The clinical guidelines and current practice in the field of removable cardiovascular pathologies are not aligned and are in fluctuation. The purpose of this review manuscript is to propose adjustments and forecast changes in clinical practice in this field ahead of irrefutable evidence. Percutaneous aspiration devices may be used in case of pulmonary embolism, endocarditis, cardiac thrombi, and tumors. The rationale of treatment includes prevention of emboli, endocarditis debulking and modification, sampling of tissue, and salvage therapy. We are describing the contemporary treatments that are occurring in practice outside and above guidelines. The current standard therapy for the above-mentioned entities is not supported by robust data. Moreover, evidence suggesting priority for the use of percutaneous aspiration devices as first-line therapy-before turning to or in lieu of surgery or thrombolysis-continues to accumulate. However, guidelines still mention percutaneous aspiration only as an alternative to standard treatment.
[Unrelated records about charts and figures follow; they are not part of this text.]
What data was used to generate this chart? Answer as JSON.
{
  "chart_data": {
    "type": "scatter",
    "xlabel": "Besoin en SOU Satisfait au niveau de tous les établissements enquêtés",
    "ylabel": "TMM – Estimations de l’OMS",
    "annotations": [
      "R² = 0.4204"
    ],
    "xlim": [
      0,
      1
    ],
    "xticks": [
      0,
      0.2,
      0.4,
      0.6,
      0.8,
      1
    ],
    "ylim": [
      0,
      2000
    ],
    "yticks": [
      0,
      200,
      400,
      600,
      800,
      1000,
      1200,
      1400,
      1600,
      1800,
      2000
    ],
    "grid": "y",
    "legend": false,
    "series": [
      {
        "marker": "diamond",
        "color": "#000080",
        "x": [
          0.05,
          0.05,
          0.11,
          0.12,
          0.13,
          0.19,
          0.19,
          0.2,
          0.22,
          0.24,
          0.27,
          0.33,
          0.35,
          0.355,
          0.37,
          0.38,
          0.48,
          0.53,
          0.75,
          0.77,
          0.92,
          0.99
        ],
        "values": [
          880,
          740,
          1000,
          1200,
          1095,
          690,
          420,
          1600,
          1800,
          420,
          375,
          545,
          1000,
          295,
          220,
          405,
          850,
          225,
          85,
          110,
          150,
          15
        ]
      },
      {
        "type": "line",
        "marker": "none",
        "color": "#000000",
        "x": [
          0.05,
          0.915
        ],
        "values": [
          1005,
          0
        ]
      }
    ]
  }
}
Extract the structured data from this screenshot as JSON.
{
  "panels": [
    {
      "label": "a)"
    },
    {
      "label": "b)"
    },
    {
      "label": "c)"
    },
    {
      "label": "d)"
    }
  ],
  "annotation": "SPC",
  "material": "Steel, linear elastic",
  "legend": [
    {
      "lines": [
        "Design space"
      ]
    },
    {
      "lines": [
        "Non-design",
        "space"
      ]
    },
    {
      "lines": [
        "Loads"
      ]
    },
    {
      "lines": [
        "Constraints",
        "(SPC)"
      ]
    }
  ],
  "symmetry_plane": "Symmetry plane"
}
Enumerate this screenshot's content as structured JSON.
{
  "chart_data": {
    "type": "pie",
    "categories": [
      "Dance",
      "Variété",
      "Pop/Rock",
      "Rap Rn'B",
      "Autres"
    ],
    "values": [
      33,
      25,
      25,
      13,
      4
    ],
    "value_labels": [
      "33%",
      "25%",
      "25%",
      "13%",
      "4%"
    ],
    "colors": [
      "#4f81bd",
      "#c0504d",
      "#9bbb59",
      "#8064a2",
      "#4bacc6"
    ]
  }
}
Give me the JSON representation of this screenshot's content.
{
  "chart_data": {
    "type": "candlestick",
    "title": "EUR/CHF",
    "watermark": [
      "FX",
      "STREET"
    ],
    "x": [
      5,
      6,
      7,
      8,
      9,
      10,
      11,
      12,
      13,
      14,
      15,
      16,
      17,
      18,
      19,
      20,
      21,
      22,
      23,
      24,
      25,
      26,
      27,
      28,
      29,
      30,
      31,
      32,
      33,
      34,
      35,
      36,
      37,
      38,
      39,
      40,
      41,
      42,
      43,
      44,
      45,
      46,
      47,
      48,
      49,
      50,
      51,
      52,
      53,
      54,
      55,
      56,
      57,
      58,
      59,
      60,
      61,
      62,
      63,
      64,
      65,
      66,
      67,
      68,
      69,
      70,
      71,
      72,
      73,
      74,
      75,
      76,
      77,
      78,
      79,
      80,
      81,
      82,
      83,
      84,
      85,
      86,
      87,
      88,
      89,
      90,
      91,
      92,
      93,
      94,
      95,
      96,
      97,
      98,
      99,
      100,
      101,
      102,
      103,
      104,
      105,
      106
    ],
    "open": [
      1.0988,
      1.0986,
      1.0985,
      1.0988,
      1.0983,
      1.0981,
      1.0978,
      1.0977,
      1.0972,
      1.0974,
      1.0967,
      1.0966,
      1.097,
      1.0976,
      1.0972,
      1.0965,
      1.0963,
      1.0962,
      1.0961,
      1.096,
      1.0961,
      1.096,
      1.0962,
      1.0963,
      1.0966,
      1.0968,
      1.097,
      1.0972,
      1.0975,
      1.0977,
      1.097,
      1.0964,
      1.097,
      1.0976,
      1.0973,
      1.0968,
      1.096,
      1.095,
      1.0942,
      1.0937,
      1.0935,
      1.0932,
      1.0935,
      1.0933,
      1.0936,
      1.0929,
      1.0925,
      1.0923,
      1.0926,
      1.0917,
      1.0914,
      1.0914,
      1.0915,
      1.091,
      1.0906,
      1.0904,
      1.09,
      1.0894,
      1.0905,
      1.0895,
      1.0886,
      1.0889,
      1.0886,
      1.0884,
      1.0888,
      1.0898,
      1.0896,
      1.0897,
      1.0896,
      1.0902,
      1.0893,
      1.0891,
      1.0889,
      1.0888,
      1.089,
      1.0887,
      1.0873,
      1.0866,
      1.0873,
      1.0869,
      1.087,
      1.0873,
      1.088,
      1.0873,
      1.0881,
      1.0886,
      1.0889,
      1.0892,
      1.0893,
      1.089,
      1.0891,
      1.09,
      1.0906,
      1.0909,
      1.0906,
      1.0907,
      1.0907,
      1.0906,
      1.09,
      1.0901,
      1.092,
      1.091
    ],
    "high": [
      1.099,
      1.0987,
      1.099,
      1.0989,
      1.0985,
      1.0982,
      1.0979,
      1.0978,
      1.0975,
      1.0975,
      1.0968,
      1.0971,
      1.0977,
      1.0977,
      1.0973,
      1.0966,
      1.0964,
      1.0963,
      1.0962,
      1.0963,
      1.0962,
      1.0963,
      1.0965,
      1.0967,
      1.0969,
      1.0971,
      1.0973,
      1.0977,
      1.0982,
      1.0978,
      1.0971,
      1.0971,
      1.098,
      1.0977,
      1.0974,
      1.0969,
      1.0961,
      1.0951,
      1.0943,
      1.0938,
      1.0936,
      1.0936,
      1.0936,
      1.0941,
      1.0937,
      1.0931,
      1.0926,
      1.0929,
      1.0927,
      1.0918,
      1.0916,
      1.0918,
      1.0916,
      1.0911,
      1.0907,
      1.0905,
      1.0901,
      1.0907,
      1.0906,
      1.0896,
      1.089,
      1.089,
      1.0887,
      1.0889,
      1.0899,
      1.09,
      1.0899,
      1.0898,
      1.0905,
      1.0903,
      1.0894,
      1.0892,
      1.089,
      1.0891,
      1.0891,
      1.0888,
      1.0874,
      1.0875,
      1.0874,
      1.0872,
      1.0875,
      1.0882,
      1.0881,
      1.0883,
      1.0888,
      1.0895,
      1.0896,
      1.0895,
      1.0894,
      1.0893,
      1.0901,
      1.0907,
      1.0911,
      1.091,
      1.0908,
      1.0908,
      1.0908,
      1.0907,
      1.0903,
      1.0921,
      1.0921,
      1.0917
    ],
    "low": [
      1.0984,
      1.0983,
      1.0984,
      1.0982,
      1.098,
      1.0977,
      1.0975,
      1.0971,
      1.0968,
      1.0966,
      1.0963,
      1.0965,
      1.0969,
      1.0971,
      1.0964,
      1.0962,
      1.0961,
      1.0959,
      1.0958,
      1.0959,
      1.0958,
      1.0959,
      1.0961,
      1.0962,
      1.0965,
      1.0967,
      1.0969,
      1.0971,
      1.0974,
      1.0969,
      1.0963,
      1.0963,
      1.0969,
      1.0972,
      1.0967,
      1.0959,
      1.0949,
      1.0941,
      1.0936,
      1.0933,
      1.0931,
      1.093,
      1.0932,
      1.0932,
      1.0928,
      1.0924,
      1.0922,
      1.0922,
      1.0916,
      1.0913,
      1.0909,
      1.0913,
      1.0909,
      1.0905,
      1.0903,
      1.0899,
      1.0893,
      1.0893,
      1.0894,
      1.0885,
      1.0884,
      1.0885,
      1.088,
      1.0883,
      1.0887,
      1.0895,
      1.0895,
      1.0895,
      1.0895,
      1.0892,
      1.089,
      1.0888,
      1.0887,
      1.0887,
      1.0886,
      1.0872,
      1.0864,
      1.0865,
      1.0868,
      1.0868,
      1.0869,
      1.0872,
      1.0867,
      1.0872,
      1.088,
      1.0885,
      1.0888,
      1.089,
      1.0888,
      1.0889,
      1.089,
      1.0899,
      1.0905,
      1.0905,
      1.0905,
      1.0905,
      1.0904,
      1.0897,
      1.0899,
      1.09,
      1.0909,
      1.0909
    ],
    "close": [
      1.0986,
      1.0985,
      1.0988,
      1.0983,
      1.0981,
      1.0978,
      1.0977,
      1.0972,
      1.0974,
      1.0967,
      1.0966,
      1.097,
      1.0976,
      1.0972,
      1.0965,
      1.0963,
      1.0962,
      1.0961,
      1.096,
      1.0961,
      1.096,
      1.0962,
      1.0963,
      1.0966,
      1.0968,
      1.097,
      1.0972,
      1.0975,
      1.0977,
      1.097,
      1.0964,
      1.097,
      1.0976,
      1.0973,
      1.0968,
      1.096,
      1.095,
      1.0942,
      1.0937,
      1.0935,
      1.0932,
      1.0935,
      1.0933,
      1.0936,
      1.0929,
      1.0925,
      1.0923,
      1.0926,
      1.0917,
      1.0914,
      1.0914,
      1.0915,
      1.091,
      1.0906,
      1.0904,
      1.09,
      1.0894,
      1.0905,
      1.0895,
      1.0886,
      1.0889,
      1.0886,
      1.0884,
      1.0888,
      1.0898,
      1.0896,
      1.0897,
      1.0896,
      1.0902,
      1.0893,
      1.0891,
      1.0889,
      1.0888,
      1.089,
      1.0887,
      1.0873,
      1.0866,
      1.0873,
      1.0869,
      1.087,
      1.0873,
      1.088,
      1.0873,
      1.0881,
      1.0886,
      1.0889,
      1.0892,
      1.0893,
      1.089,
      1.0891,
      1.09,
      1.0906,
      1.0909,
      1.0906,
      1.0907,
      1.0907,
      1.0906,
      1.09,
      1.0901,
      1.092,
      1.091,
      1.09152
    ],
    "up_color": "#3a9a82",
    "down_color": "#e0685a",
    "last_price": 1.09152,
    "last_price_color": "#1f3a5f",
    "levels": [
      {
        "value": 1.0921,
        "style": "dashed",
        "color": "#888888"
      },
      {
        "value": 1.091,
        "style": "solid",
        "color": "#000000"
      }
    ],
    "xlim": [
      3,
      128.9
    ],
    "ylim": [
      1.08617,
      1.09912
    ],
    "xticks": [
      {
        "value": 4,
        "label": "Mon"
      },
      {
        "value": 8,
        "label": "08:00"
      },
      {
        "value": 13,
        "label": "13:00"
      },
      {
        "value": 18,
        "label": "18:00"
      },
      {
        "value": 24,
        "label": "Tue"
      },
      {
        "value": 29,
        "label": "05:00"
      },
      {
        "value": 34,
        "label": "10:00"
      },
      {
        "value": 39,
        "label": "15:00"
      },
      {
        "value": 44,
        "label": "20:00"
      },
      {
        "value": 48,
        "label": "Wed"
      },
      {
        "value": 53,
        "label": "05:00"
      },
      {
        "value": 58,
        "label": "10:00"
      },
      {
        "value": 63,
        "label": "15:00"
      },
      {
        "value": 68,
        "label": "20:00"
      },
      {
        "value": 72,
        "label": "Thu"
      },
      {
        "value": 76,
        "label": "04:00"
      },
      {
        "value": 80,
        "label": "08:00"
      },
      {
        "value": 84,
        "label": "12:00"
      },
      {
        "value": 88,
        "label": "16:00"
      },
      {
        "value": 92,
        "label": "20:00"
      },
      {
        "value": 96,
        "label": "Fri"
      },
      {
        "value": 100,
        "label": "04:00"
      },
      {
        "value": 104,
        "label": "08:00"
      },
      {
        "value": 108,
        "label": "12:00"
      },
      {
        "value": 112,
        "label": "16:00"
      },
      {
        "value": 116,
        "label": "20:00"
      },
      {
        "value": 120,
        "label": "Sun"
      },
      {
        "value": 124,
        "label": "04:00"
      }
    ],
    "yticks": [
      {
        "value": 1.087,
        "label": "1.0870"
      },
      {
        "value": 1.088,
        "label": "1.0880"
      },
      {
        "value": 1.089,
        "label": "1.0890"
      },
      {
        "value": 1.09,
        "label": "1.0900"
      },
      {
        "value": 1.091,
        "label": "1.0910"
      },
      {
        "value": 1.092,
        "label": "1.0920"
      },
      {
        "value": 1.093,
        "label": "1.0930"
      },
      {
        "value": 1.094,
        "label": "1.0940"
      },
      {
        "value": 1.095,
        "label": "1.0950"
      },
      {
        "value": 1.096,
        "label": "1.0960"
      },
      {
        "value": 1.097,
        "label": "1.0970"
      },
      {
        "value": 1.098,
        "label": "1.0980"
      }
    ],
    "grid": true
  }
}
In the current review, we discuss the pathophysiology that supports percutaneous cardiac and pulmonary artery aspiration, the commonly used devices for that purpose, their clinical evidence, and accordingly propose a modified approach to patient management. In addition, this review highlights fluid dynamic principles important in matter extraction in order to better define the utility of catheter-based technologies in different cardiovascular territories. The target diseases encompassed in this review are pulmonary embolism, cardiac masses, and vegetations.